Turkish-backed rebels cleared ISIS from Turkey's Syrian border Sunday, securing a 55-mile corridor and marking a substantial gain in the government's plan to drive out Sunni militants and stop the advance of Syrian Kurdish fighters.
The rebels — who are predominantly Syrian Arabs and Turkmen fighting under the banner of the Free Syrian Army — took charge of the frontier between Azaz and Jarablus after seizing 20 villages from the Sunni hard-line group, the Turkish military said in a statement.
That puts Turkey in firm control of a stretch of land it sees as a bulwark against YPG, the U.S.-backed Syrian Kurdish militia. However, that could sharpen tensions with the United States over Syria policy.
Turkey is fighting a three-decade-old Kurdish insurgency in its southeast and fears that gains by YPG will embolden militants at home. Turkey considers YPG a terrorist organization and an extension of the outlawed Kurdistan Workers Party, or PKK.
"We will never allow the formation of an artificial state in the north of Syria," Prime Minister Binali Yildirim told a crowd Sunday in Diyarbakir, the largest city in the mainly Kurdish southeast.
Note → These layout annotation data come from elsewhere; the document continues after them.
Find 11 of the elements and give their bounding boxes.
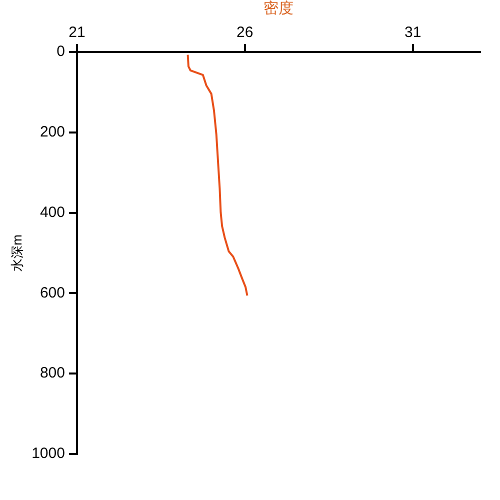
- y-tick-label: 1000: [32, 445, 65, 462]
- x-tick-label: 21: [68, 24, 86, 42]
- y-tick-label: 400: [40, 204, 65, 221]
- y-tick-label: 200: [40, 124, 65, 141]
- y-tick-label: 800: [40, 364, 65, 382]
- x-axis-title: 密度: [263, 0, 294, 18]
- y-axis-title: 水深m: [9, 234, 24, 272]
- y-tick-label: 0: [56, 43, 65, 60]
- y-tick-label: 600: [40, 284, 65, 302]
- x-tick-label: 31: [404, 24, 422, 42]
- x-tick-label: 26: [236, 24, 254, 42]
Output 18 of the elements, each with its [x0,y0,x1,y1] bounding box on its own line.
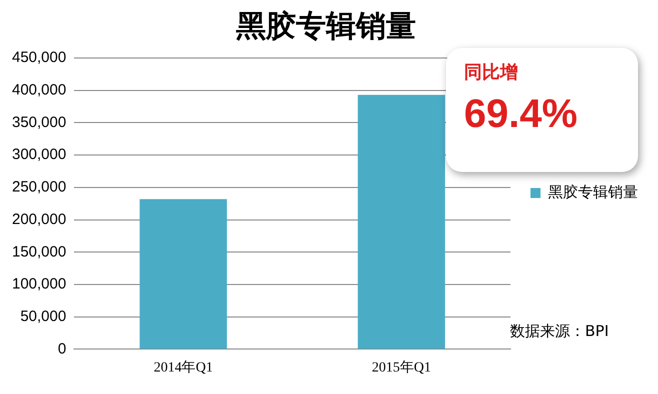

The advance took place little more than a week after Turkey launched the Syrian incursion, deploying tanks and air power to support the rebels, who swept into the border town of Jarablus.
Turkey and its rebel allies opened a new line of attack Saturday in northern Syria, rolling across the border 34 miles west of Jarablus.
While the United States and Europe also regard the PKK as a terrorist group, Washington sees YPG as a separate entity and an effective client in the fight against ISIS in Syria. That position has caused friction with Turkey, a NATO member and a partner in the anti-ISIS coalition.